> But could somebody explain to me, why the score would change after a commit,
> even if the related fields have not changed?
This is a lucene issue (not a bug... a design trade-off).
1) When you delete a document, it is only marked as deleted so that it
is not returned with search results. It is really deleted when the
segment it is in undergoes a merge.
2) The inverted-index is completely unaffected by deleted documents.
It would be extraordinarily expensive to reflect deletions in these
structures.
3) Part of full-text scoring includes "idf" (inverse document
frequency)... this depends on both the number of documents in the
index and the number of documents containing the term. The latter is
part of the inverted index structure and does not reflect deletions.
Example: I have an index with 1M documents. The term "text:foobar"
occurs in 500 documents. The IDF function is passed (500,1000000).

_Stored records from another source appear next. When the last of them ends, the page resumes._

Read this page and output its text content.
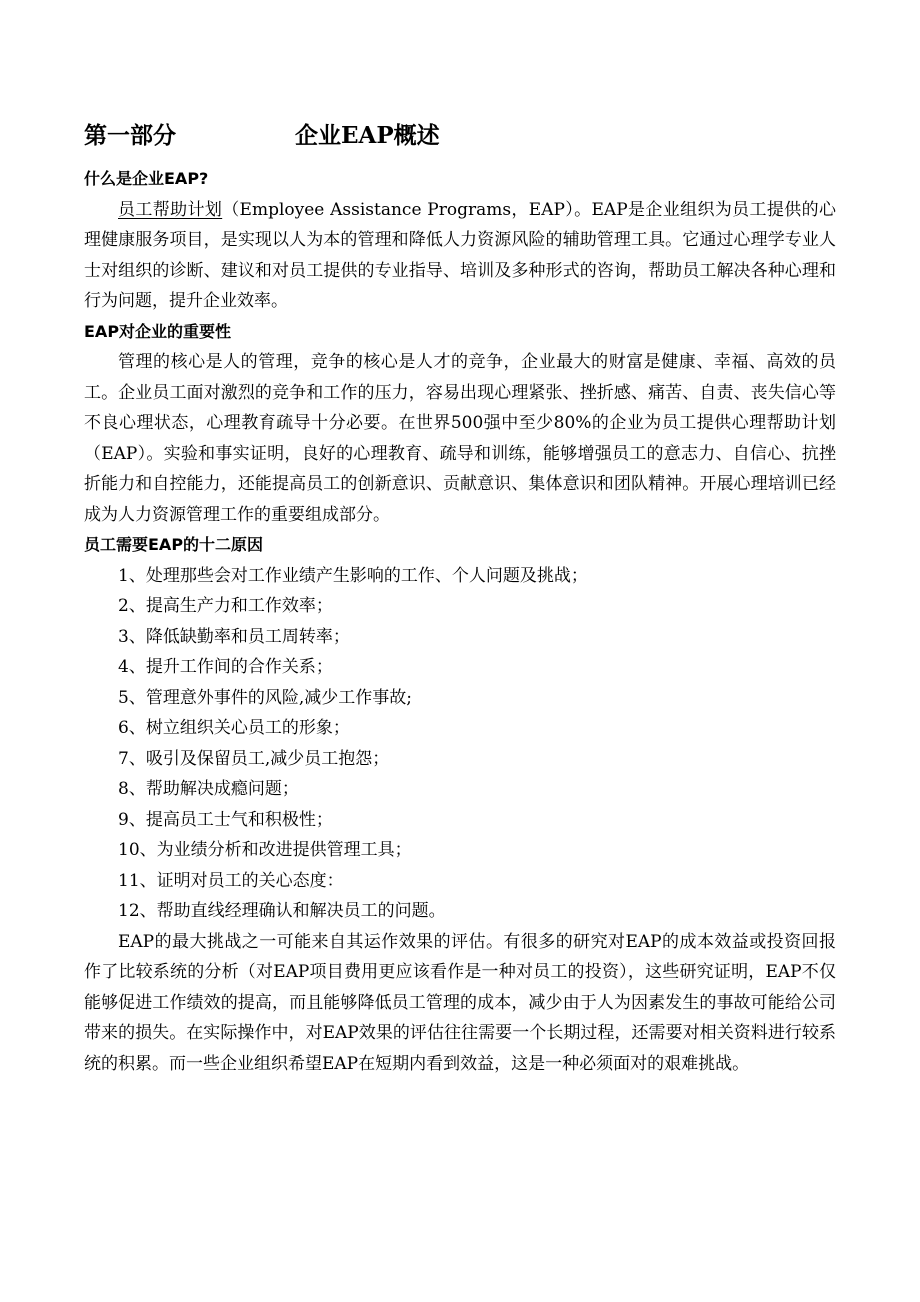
第一部分	企业EAP概述
什么是企业EAP?

员工帮助计划（Employee Assistance Programs，EAP）。EAP是企业组织为员工提供的心理健康服务项目，是实现以人为本的管理和降低人力资源风险的辅助管理工具。它通过心理学专业人士对组织的诊断、建议和对员工提供的专业指导、培训及多种形式的咨询，帮助员工解决各种心理和行为问题，提升企业效率。

EAP对企业的重要性

管理的核心是人的管理，竞争的核心是人才的竞争，企业最大的财富是健康、幸福、高效的员工。企业员工面对激烈的竞争和工作的压力，容易出现心理紧张、挫折感、痛苦、自责、丧失信心等不良心理状态，心理教育疏导十分必要。在世界500强中至少80%的企业为员工提供心理帮助计划（EAP）。实验和事实证明，良好的心理教育、疏导和训练，能够增强员工的意志力、自信心、抗挫折能力和自控能力，还能提高员工的创新意识、贡献意识、集体意识和团队精神。开展心理培训已经成为人力资源管理工作的重要组成部分。

员工需要EAP的十二原因
1、处理那些会对工作业绩产生影响的工作、个人问题及挑战；
2、提高生产力和工作效率；
3、降低缺勤率和员工周转率；
4、提升工作间的合作关系；
5、管理意外事件的风险,减少工作事故;
6、树立组织关心员工的形象；
7、吸引及保留员工,减少员工抱怨；
8、帮助解决成瘾问题；
9、提高员工士气和积极性；
10、为业绩分析和改进提供管理工具；
11、证明对员工的关心态度：
12、帮助直线经理确认和解决员工的问题。

EAP的最大挑战之一可能来自其运作效果的评估。有很多的研究对EAP的成本效益或投资回报作了比较系统的分析（对EAP项目费用更应该看作是一种对员工的投资），这些研究证明，EAP不仅能够促进工作绩效的提高，而且能够降低员工管理的成本，减少由于人为因素发生的事故可能给公司带来的损失。在实际操作中，对EAP效果的评估往往需要一个长期过程，还需要对相关资料进行较系统的积累。而一些企业组织希望EAP在短期内看到效益，这是一种必须面对的艰难挑战。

Now I update (re-index) one of the documents, changing one of the
other fields. The overwritten document hasn't been merged away yet,
and it's statistics still appear in the inverted index. Now the
number of documents containing the term "text:foobar" is 501, and the
IDF calculation has been changed.
Fixes: really remove deleted documents, which will cause their
inverted index statistics to be updated
- call optimize... this merges all segments and hence removes all
deleted docs. This is extremely expensive as it re-writes the entire
index.
- use "expungeDeletes=true" on your commit command. This is also very
expensive, rewriting the complete segment if it has even a single
deletion.
-Yonik